Numa versão atual dos contos de fadas, Cinderela é posta em situações cotidianas e com questões atuais como a sexualidade queer.
Conto de fadas clássico é coisa do passado, a moda agora é revolucionar. Temos nos cinemas os exemplos mais conhecidos disso, como Shrek, Malévola, Frozen ou Branca de Neve e o caçador. A impressão que temos é que, cada vez mais, querem brincar com aquela história que conhecemos desde pequenos, querem buscar lá atrás aquilo que nos cativou e trazer para a “nova geração”. É o que Hollywood tem obviamente feito, mas não só. A literatura, principalmente a literatura jovem, young adult, também vem buscando o mesmo tipo de público, procurando nos contos de fadas uma velha nova fonte de inspiração. Por meio do maravilhoso projeto We Need Diverse Books, eu dei de cara com um fruto excelente dessa procura: Ash, romance de Malinda Lo lançado em 2009, que nos apresenta, entre outros conceitos, uma Cinderela queer.
O termo “queer” é usado aqui como alternativa a qualquer rótulo de gênero ou sexualidade, um termo guarda-chuva para pessoas que não se identificam como hétero ou bissexuais. Uso esse termo porque a sexualidade da Cinderela de Lo não fica clara para o leitor, o que, em histórias voltadas para o público LGBT, é uma novidade. Não há um arco de descoberta, sua sexualidade não é posta em dúvida e nem tratada como tabu. Pelo contrário, no mundo apresentado pela autora, quem você ama não faz diferença — sua Cinderela tem problemas mais sérios com os quais lidar.

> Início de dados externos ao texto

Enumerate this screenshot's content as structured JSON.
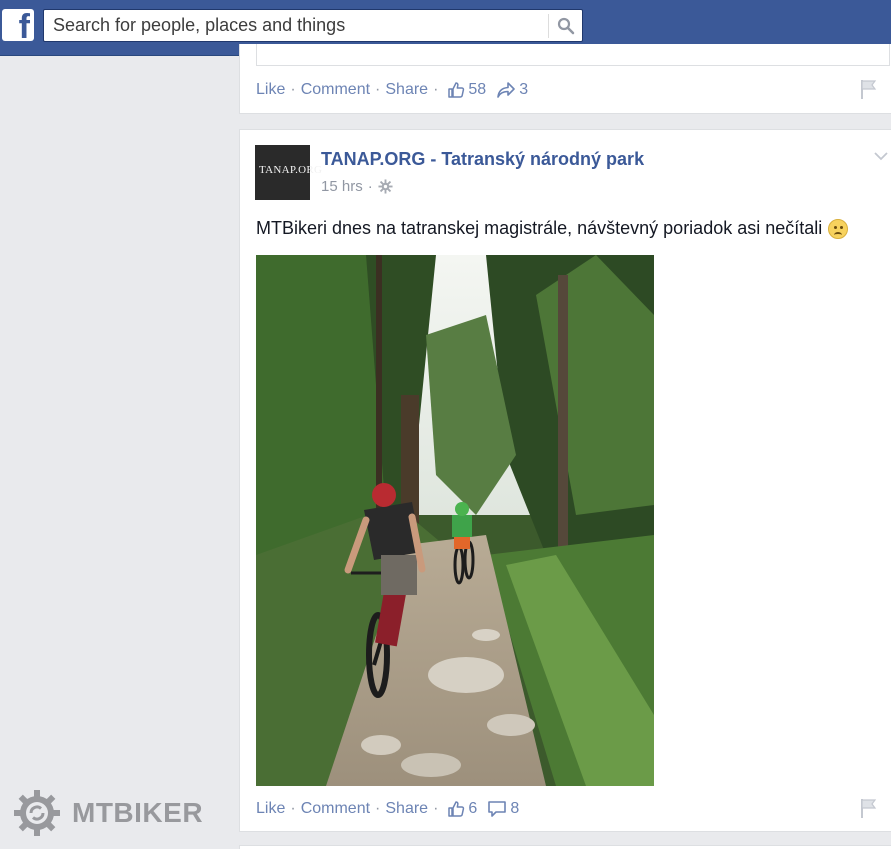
{
  "topbar": {
    "logo_letter": "f",
    "search_placeholder": "Search for people, places and things"
  },
  "previous_post": {
    "actions": {
      "like": "Like",
      "comment": "Comment",
      "share": "Share"
    },
    "like_count": "58",
    "share_count": "3"
  },
  "post": {
    "page_name": "TANAP.ORG - Tatranský národný park",
    "avatar_text": "TANAP.ORG",
    "time": "15 hrs",
    "privacy_icon": "gear-icon",
    "text": "MTBikeri dnes na tatranskej magistrále, návštevný poriadok asi nečítali",
    "emoji": "frown-emoji",
    "actions": {
      "like": "Like",
      "comment": "Comment",
      "share": "Share"
    },
    "like_count": "6",
    "comment_count": "8"
  },
  "watermark": {
    "text": "MTBIKER"
  },
  "colors": {
    "brand_blue": "#3b5998",
    "link_blue": "#6d84b4",
    "background": "#e9eaed"
  }
}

A Cinderela clássica, é claro, dispensa apresentações. A história já foi contada e adaptada diversas vezes, serviu de inspiração para uma infinidade de obras — em 2015, a própria Disney nos dará uma nova adaptação, que ainda precisa mostrar a que veio. Se me permitem uma opinião, porém, é em Ash que temos a versão mais atual, necessária e diferente do nosso “mais do mesmo”.
Na história, Ash é a Cinderela da vez, criada em um vilarejo antiquado, ainda um tanto supersticioso e apegado aos costumes antigos de seu país. Sua mãe era particularmente ligada a esses costumes, e foi com ela que Ash adquiriu o gosto por contos de fadas, que, em seu mundo, dizem ser baseados em histórias reais de encontros reais entre humanos e fadas. Com a morte da mãe, o pai da protagonista se casa com uma mulher séria, indiferente, mãe de duas outras filhas e com hábitos de cidade grande. Morrendo o pai, Ash é levada para longe do vilarejo, onde sua madrasta a informa que, como seu pai deixou para trás muitas dívidas, a garota terá de trabalhar para compensar todo o dinheiro gasto. Ash briga, discute, tenta fugir, mas não consegue. Seus consolos são o livro de contos de fadas deixado pelo pai, os passeios pela floresta ao lado de uma fada e Kaisa, a nobre líder da caçada do rei.
Vejam que não mencionei o príncipe, que existe, mas não é tão importante assim. Os interesses românticos de Ash acabam sendo Sidhean (o “fada madrinha”) e Kaisa, mas o que é bastante interessante é que isso não resulta em um triângulo amoroso. O interesse de Ash pelos dois se dá de formas diferentes, em momentos diferentes. Há uma escolha, mas não é aquela coisa de “quem eu amo mais? Estou dividida” que estamos acostumados a ver. O clichê dos mocinhos brigando pela mocinha é apresentado do avesso. Ash é jovem, mas também é decidida, ela vai atrás e batalha pelo que quer — ela consegue.
Talvez o que mais me surpreendeu em Ash foi a escrita. Malinda Lo se apresenta com uma linguagem bastante simples, fornecendo uma leitura fluida que, de certa forma, remeteu-me à natureza oral dos contos de fadas, fáceis de lembrar, de contar e de ler. O livro ainda não foi traduzido para o português, mas, para aqueles que querem começar a se aventurar nos livros em inglês, mas ainda não se decidiram por onde fazer isso, fica aqui uma boa sugestão que não deve apresentar maiores complicações. A sugestão fica também para editoras que estão procurando por algo diferente dentro de um tema conhecido, e para todo mundo que se interesse pela temática apresentada.